POR QUE A PÓS-GRADUAÇÃO DEVERIA SER UM VÍNCULO TRABALHISTA?
Os alunos de mestrado e doutorado no
Brasil são vistos como crianças. Já escrevi aqui antes que, em outros países
(como a Alemanha e Chile), Pós-Graduação é um vínculo trabalhista, paga-se
imposto de renda e tem-se todos as seguranças garantidas (aposentadoria,
licença maternidade, etc.). Se uma pessoa termina uma graduação, na média, aos
23 anos, um mestrado aos 25, um doutorado aos 29... É mais do que esperado que
ela também constitua uma família nesse período. É a melhor idade para
fertilidade. Já vi muitos anúncios na Alemanha de vaga de doutorado para
mulheres com filhos, com adicional de bolsa por filho. No mínimo, deveria haver
licença maternidade e creche.
Mas o pior não é isso... O pior é que como Pós-Graduação é “bolsa”, na teoria, se o aluno ou a aluna de mestrado ou doutorado morrer ou
ficar inválido(a), a família tem que devolver o dinheiro da bolsa para o
governo, porque o(a) pós graduando(a) não foi capaz de terminar a pesquisa.
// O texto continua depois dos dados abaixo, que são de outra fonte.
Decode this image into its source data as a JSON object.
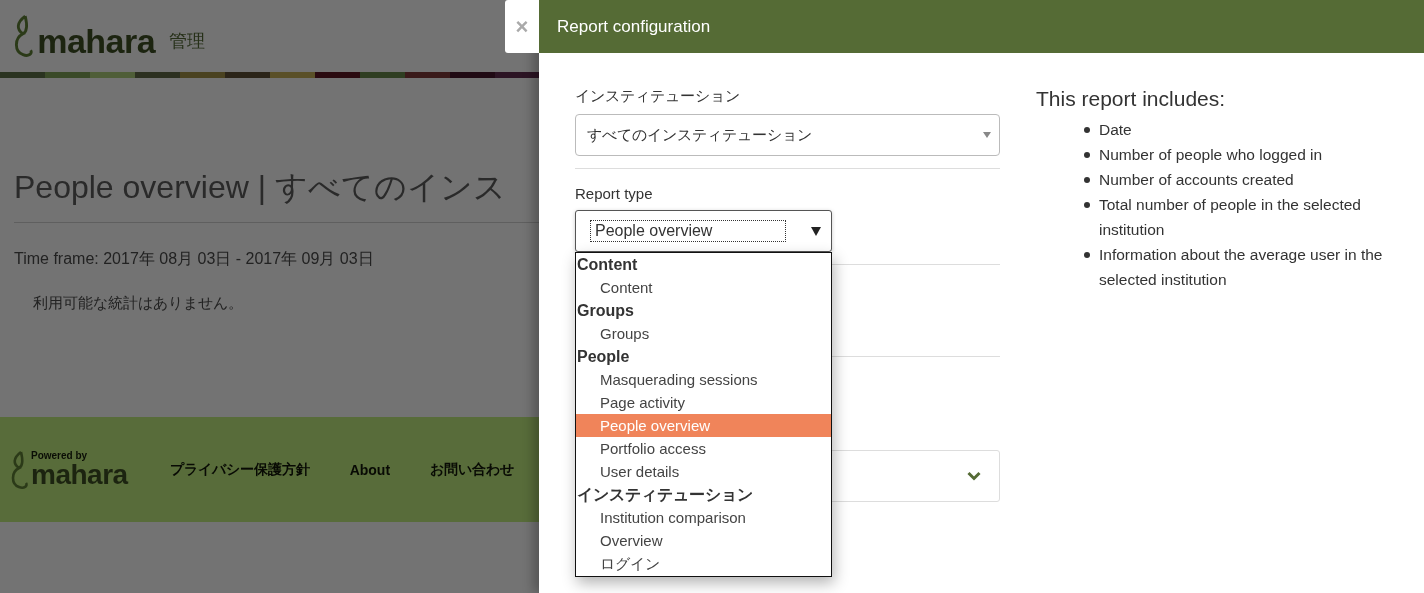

Pessoalmente,
eu só vi isso acontecer uma vez. Uma aluna morreu de câncer, o departamento em
questão moveu montanhas (não sei como eles fizeram exatamente) para não ir
cobrar da mãe da aluna o dinheiro da bolsa de volta.
Expliquei isso para um amigo e ele
comentou: “o pior não é nem a opção da morte, é a da invalidez. A morte, pelo
menos, é uma vez. Pronto e acabou. Agora imagina se você fica inválida, dando
despesas para sua família durante anos, sem nenhuma proteção do governo e a sua
família ainda tem que pagar a sua bolsa de volta para o governo”.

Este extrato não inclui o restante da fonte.